Excessivamente centrada para o meu gosto nos segredos de alcova da escrita de cada um (como eles fazem para fazer o que fazem) e pouco aberta ao mundo do lado de fora do quarto em que se fecham para escrever, a conversa conduzida por Cristiane produziu momentos assim dos três experientes autores:

“’Galileia’ era para se chamar Davi entre as feras, mas no fim Davi encolheu, coitado, ficou desse tamaninho, e os outros personagens cresceram. Você tem um projeto, mas quando entra no rio achando que vai sair na outra margem, ele te arrasta e você vai sair lá na frente.” Ronaldo Correia de Brito

“Ninguém escreve como quer, o máximo que consegue é não escrever como não quer, porque aí você joga fora e pronto. Para mim começa sempre com o personagem, ele me leva. Mas você só consegue que o texto seja bom se aquilo tiver a ver com você.” Beatriz Bracher

“Qualquer um que escreva qualquer coisa metaboliza tudo aquilo que leu, claro, mas a gente tabém fica decantando vozes na cabeça.

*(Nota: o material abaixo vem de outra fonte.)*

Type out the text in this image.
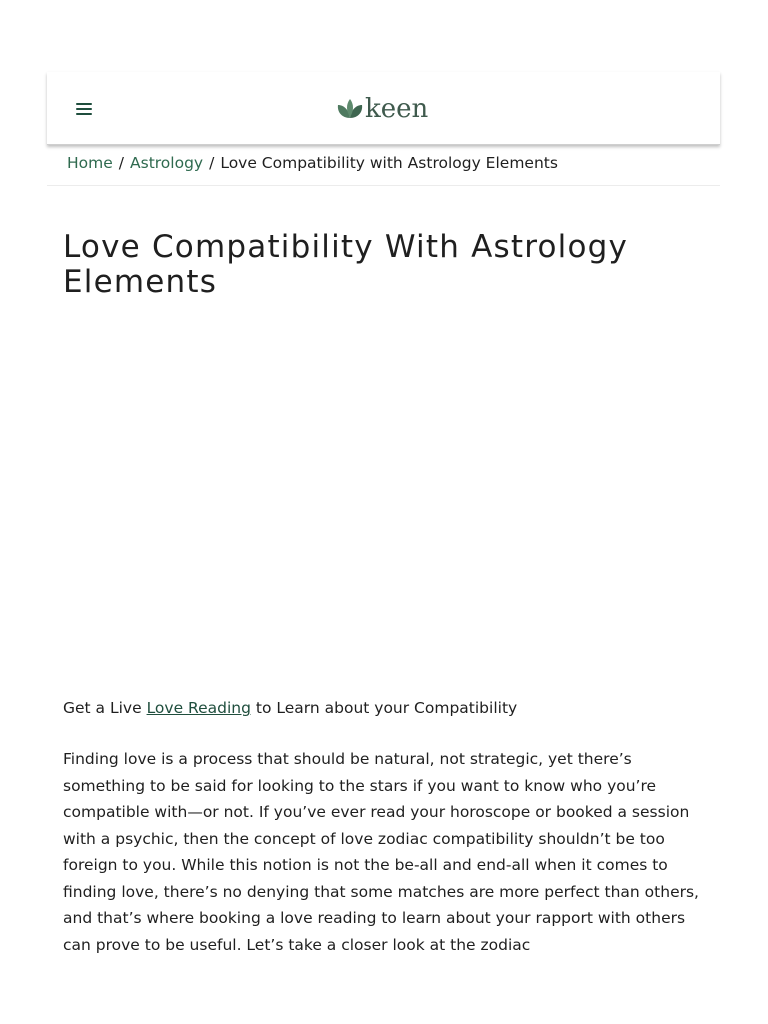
keen
Home / Astrology / Love Compatibility with Astrology Elements
Love Compatibility With Astrology Elements
Get a Live Love Reading to Learn about your Compatibility

Finding love is a process that should be natural, not strategic, yet there’s something to be said for looking to the stars if you want to know who you’re compatible with—or not. If you’ve ever read your horoscope or booked a session with a psychic, then the concept of love zodiac compatibility shouldn’t be too foreign to you. While this notion is not the be-all and end-all when it comes to finding love, there’s no denying that some matches are more perfect than others, and that’s where booking a love reading to learn about your rapport with others can prove to be useful. Let’s take a closer look at the zodiac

Desde a voz da mãe, prototípica, a do pai, dos amigos, da televisão. Eu tento manter distância dos grandes autores que eu reverencio, como Rosa, Machado, Nelson Rodrigues, senão vou acabar macaqueando aquilo. O que você vai buscar são essas vozes decantadas, não sei se no inconsciente ou onde.” Reinaldo Moraes

“Já desisti de achar que o que eu faço não é autobiográfico, tudo é. Agora, como é possível que sejam autobiográficos tantos personagens diferentes e opostos, eu não sei.” Beatriz Bracher

“Meus livros têm grandes brancos para a participação do leitor. O texto se reinventa a partir do leitor. Eu procuro sempre uma polifonia de vozes e deixo espaços para o leitor entrar com a dele também. Esses buracos para o leitor narrar são inspirados nos buracos de traças dos livros que eu lia na biblioteca da minha infância.” Ronaldo Correia de Brito

“A primeira crítica do meu primeiro livro [“Tanto faz”, de 1981] saiu no ‘Jornal do Brasil’. O cara confundia o autor com o narrador e no fim mandava me prender, perguntava onde estavam as autoridades que não viam que aquele cara tinha pegado o dinheiro de uma bolsa de estudos para ficar em Paris sem fazer nada, enchendo a cara e tentando comer todas as mulheres. Roguei tanta praga pro JB que o jornal acabou, está acabando.” Reinaldo Moraes

Um comentário

  • beatriz 15/08/2010em11:01

    obrigada, reinaldo moraes, vc me fez dar boas risadas nesse domingo cinzento: crítica de jornal é fo …go. queira-me bem, sempre pois sua praga pega !!!